Being able to walk through the mansion as well as the outbuildings, including two renovated, though sparse, slave quarters, visitors will be able to sense how the Ridgelys and their slaves lived.

"When you see the contrast, you don't even need words," he said.

Though preservationists generally bristle at modernizing historic sites, when the Hampton project was announced in 2004, local experts deemed the work necessary to protect the house. For one, the home didn't meet national fire protection standards, which made it especially vulnerable.

Gay Vietzke, superintendent of Hampton National Historic Site, said the renovation is "an extraordinary example of stewardship. Both in terms of the stewardship of historic resources and the preservation of the architecture and the museum collection. But also environmental stewardship, in that the systems we chose to put into the building are sustainable technology and exemplary of a green ethic that we are trying to promote as well."

Upgrades to the 217-year-old mansion were made according to "enormously detailed historic documentation" that includes millions of records on the Ridgely family, said Gregory Weidman, furnishings project coordinator for Historic Hampton Inc.

The Hampton Mansion is the only National Park Service site recognized for its architectural significance because it is considered the country's largest example of late Georgian architecture, a style characterized by five main rooms, according to park staff. At Hampton, those rooms are the great hall and four adjacent parlors.

In keeping with that history, the interior and exterior walls were repainted with "historically accurate" colors that were created with the aid of chemical analysis. Furniture fabrics were reproduced in England using archival photographs to ensure precise matches, Weidman said.

Preparations for today's reopening began in May, when the first of nearly 7,000 historical objects, including furnishings and photographs, were returned to the mansion. The move was completed in eight stages.

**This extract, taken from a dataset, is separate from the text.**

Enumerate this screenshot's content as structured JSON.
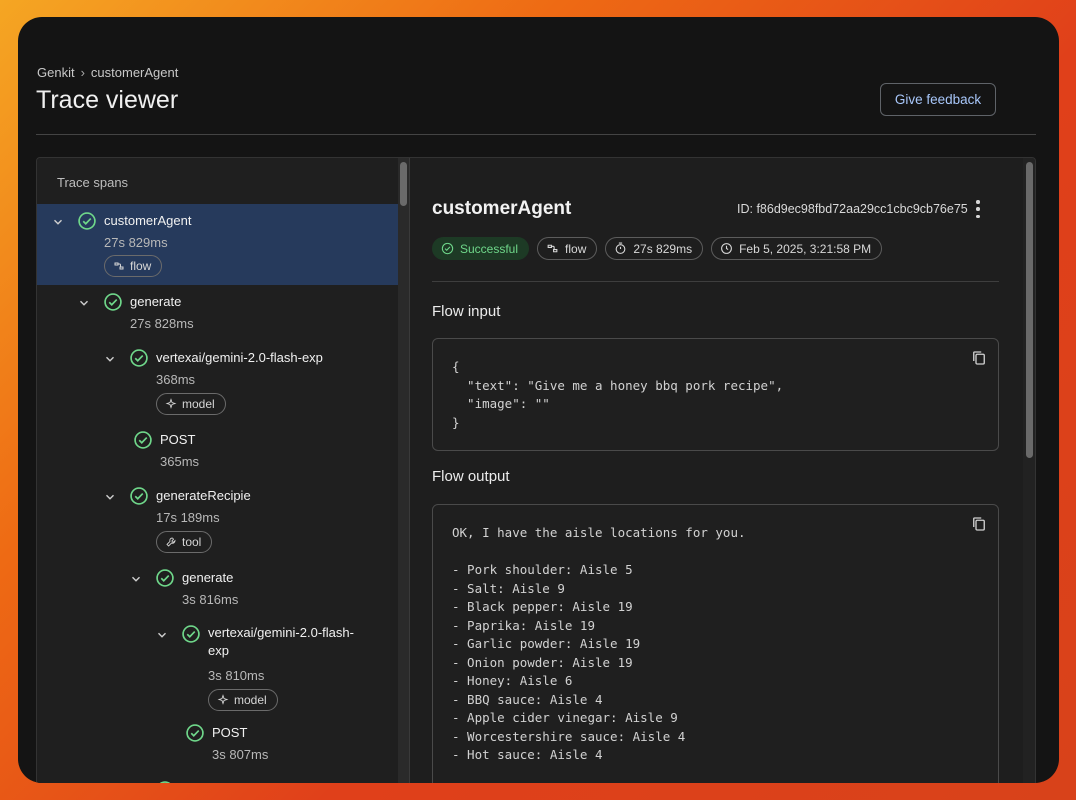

Yesterday, workers laid the last pieces of sod to the surrounding lawn, and park staff seemed giddy at the prospect of ushering in throngs of visitors.

"The story of the Hampton is the story of America," Vaise said. "Certain attitudes and certain ways of seeing things are filtered into the state and nation so much that you probably see things in a certain way because of things that happened in places like this years ago, and you're not even aware of it and don't even think about it."